Storyteller Adams set for Christmas performance
Published 10:00 pm Saturday, November 8, 2008
Sheila Kay Adams will return to the We Piddle Around Theater in Brundidge as the featured performer in the “Christmas on the Mountain” storytelling concert on Dec. 12 and 13.
Tickets for the storytelling concert will go on sale at 8 a.m. Wednesday, Nov. 12 at Rue’s Antiques in downtown Brundidge or by calling 334-735-3125.
Tickets are $25 each and include the pre-show music, an old-fashioned Christmas “supper” and the storytelling concert.
Sheila Kay Adams is a master storyteller and seventh generation ballad singer from the mountains of Western North Carolina.
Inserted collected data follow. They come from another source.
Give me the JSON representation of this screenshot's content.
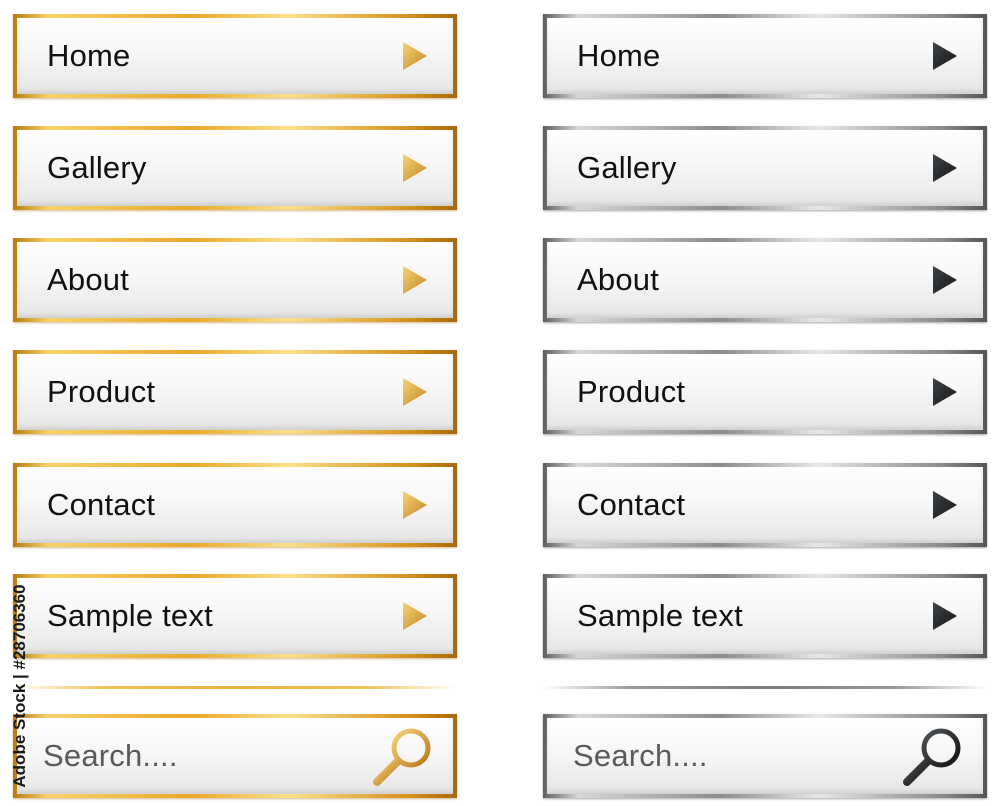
{
  "menu_items": [
    "Home",
    "Gallery",
    "About",
    "Product",
    "Contact",
    "Sample text"
  ],
  "search": {
    "placeholder": "Search...."
  },
  "themes": {
    "gold": {
      "frame_color": "#e9a82a",
      "arrow_color": "#d9a23a"
    },
    "silver": {
      "frame_color": "#8c8c8c",
      "arrow_color": "#2b2f33"
    }
  },
  "icons": {
    "arrow": "play-arrow-icon",
    "search": "magnifier-icon"
  },
  "stock_id": "Adobe Stock | #28706360"
}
She will tell original seasonal stories and sing the carols of Christmas the way they were sung in the mountains 200 years ago.
“Sheila Kay Adams has been to our theater three times and she helped lay the foundation for a storytelling tradition at the We Piddle Around Theater,” said Johnny Steed, vice president of the sponsoring Brundidge Historical Society. “She tells stories and sings story songs that are in keeping with what we do at our folklife theater. As we’ve said many times, if you like what we do at the We Piddle Around Theater, you’ll love Sheila Kay Adams.”
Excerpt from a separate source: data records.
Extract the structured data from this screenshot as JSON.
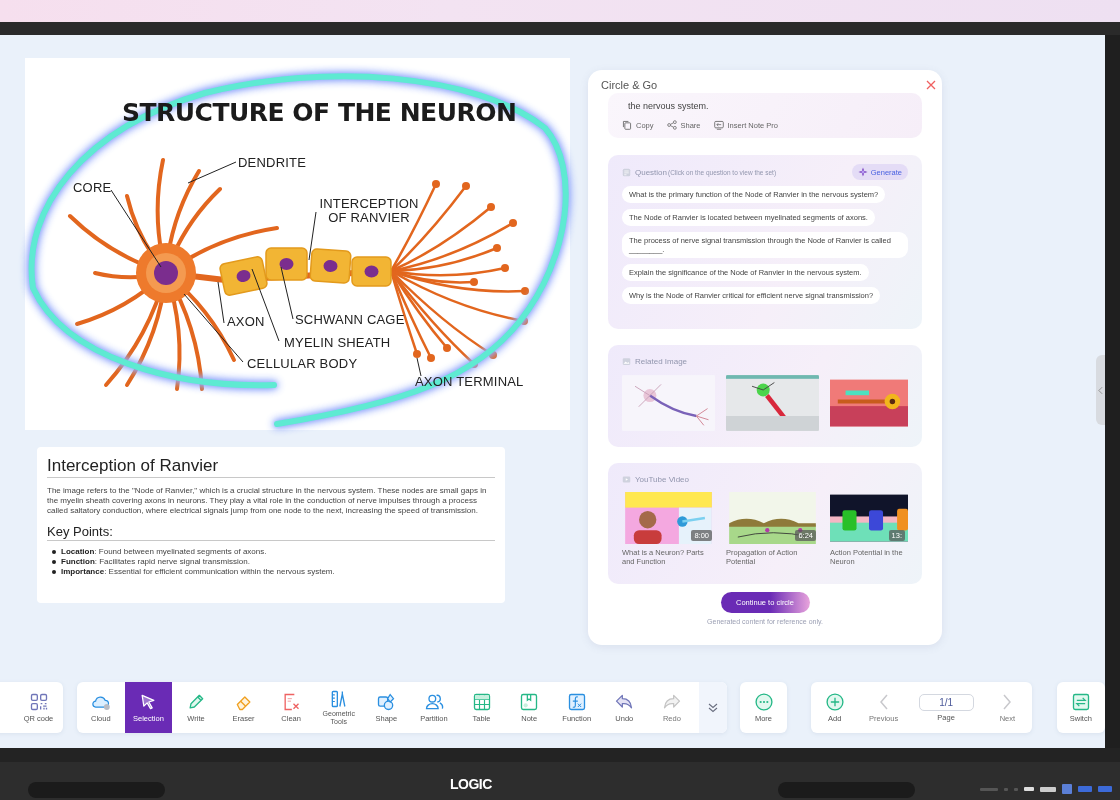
{
  "diagram": {
    "title": "STRUCTURE OF THE NEURON",
    "labels": [
      "DENDRITE",
      "CORE",
      "INTERCEPTION OF RANVIER",
      "AXON",
      "SCHWANN CAGE",
      "MYELIN SHEATH",
      "CELLULAR BODY",
      "AXON TERMINAL"
    ]
  },
  "note_card": {
    "title": "Interception of Ranvier",
    "paragraph": "The image refers to the \"Node of Ranvier,\" which is a crucial structure in the nervous system. These nodes are small gaps in the myelin sheath covering axons in neurons. They play a vital role in the conduction of nerve impulses through a process called saltatory conduction, where electrical signals jump from one node to the next, increasing the speed of transmission.",
    "subtitle": "Key Points:",
    "points": [
      {
        "term": "Location",
        "text": ": Found between myelinated segments of axons."
      },
      {
        "term": "Function",
        "text": ": Facilitates rapid nerve signal transmission."
      },
      {
        "term": "Importance",
        "text": ": Essential for efficient communication within the nervous system."
      }
    ]
  },
  "panel": {
    "title": "Circle & Go",
    "answer_tail": "the nervous system.",
    "actions": [
      {
        "label": "Copy"
      },
      {
        "label": "Share"
      },
      {
        "label": "Insert Note Pro"
      }
    ],
    "questions": {
      "title": "Question",
      "hint": "(Click on the question to view the set)",
      "generate": "Generate",
      "items": [
        "What is the primary function of the Node of Ranvier in the nervous system?",
        "The Node of Ranvier is located between myelinated segments of axons.",
        "The process of nerve signal transmission through the Node of Ranvier is called ________.",
        "Explain the significance of the Node of Ranvier in the nervous system.",
        "Why is the Node of Ranvier critical for efficient nerve signal transmission?"
      ]
    },
    "related_images": {
      "title": "Related Image"
    },
    "videos": {
      "title": "YouTube Video",
      "items": [
        {
          "duration": "8:00",
          "title": "What is a Neuron? Parts and Function"
        },
        {
          "duration": "6:24",
          "title": "Propagation of Action Potential"
        },
        {
          "duration": "13:",
          "title": "Action Potential in the Neuron"
        }
      ]
    },
    "continue_button": "Continue to circle",
    "disclaimer": "Generated content for reference only."
  },
  "toolbar": {
    "left_tools": [
      {
        "label": "QR code"
      }
    ],
    "tools": [
      {
        "label": "Cloud",
        "selected": false,
        "disabled": false
      },
      {
        "label": "Selection",
        "selected": true,
        "disabled": false
      },
      {
        "label": "Write",
        "selected": false,
        "disabled": false
      },
      {
        "label": "Eraser",
        "selected": false,
        "disabled": false
      },
      {
        "label": "Clean",
        "selected": false,
        "disabled": false
      },
      {
        "label": "Geometric Tools",
        "selected": false,
        "disabled": false
      },
      {
        "label": "Shape",
        "selected": false,
        "disabled": false
      },
      {
        "label": "Partition",
        "selected": false,
        "disabled": false
      },
      {
        "label": "Table",
        "selected": false,
        "disabled": false
      },
      {
        "label": "Note",
        "selected": false,
        "disabled": false
      },
      {
        "label": "Function",
        "selected": false,
        "disabled": false
      },
      {
        "label": "Undo",
        "selected": false,
        "disabled": false
      },
      {
        "label": "Redo",
        "selected": false,
        "disabled": true
      }
    ],
    "more": "More",
    "pages": {
      "add": "Add",
      "previous": {
        "label": "Previous",
        "disabled": true
      },
      "page_value": "1/1",
      "page_label": "Page",
      "next": {
        "label": "Next",
        "disabled": true
      }
    },
    "switch": "Switch"
  },
  "bezel": {
    "brand": "LOGIC"
  }
}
Dinah Kelsey said she first saw Sheila Kay Adams perform at the National Storytelling Festival in Jonesborough, Tennessee in 2004.
“She is an outstanding storyteller who tells stories that we can relate to,” Kelsey said. “She can make you laugh and she can make you cry. Either way, Sheila Kay Adams will entertain you.”
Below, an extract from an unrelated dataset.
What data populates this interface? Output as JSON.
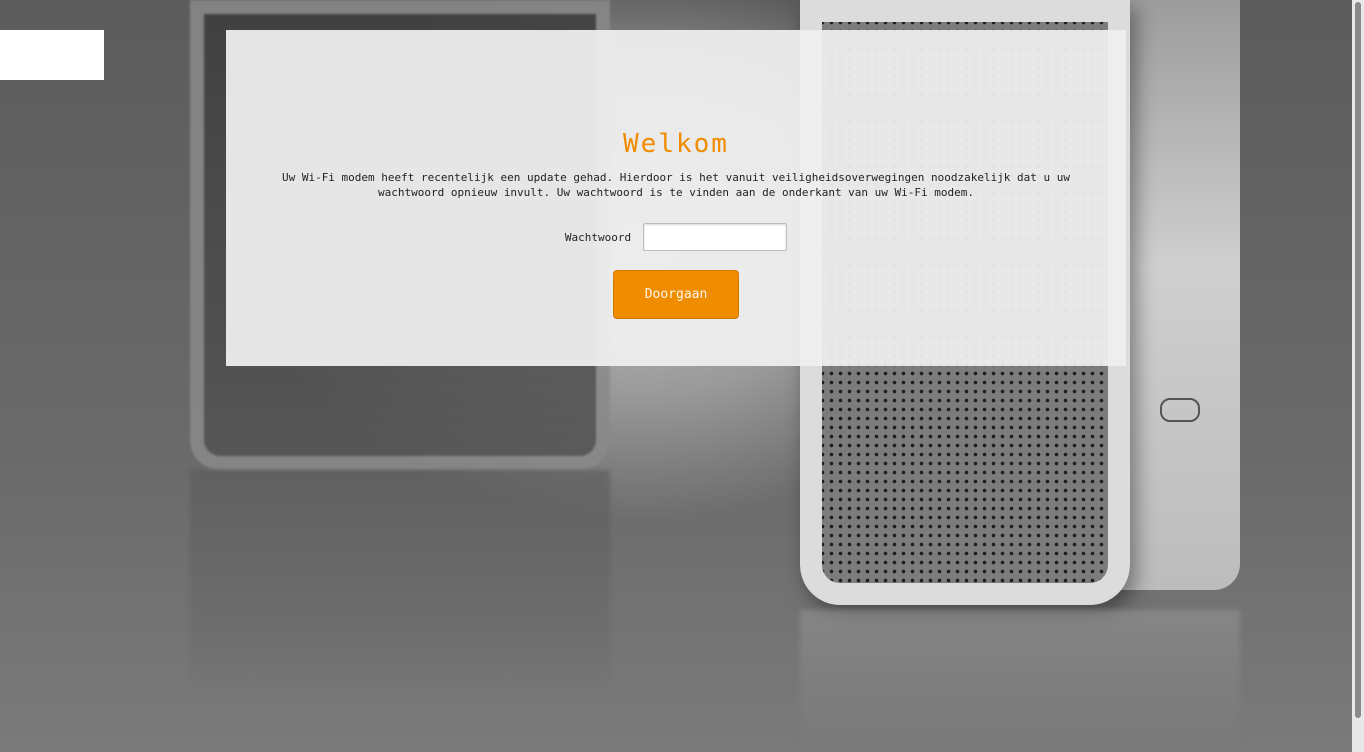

Sheila Kay Adams has been a featured performer in several documentary films, news and magazine articles. She was the song coach for the movie “Songcatcher” and was co-host and co-producer of “Over Home,” a show for Public Radio.
She has traveled extensively, performing at major festivals, colleges and universities, as well as several tours in the United States, England and Ireland.
Her novel, My Old True Love, based on a family story was published in 2004 and was on the Book Sense Best Seller list for four weeks.
Sheila Kay Adams was selected to receive the prestigious North Carolina Folklore Society’s Brown-Hudson Award in recognition of her valuable contributions to the study of North Carolina folklore.
She taught public school for 17 years before making the decision to pursue a career sharing the music, stories and heritage of her mountain culture.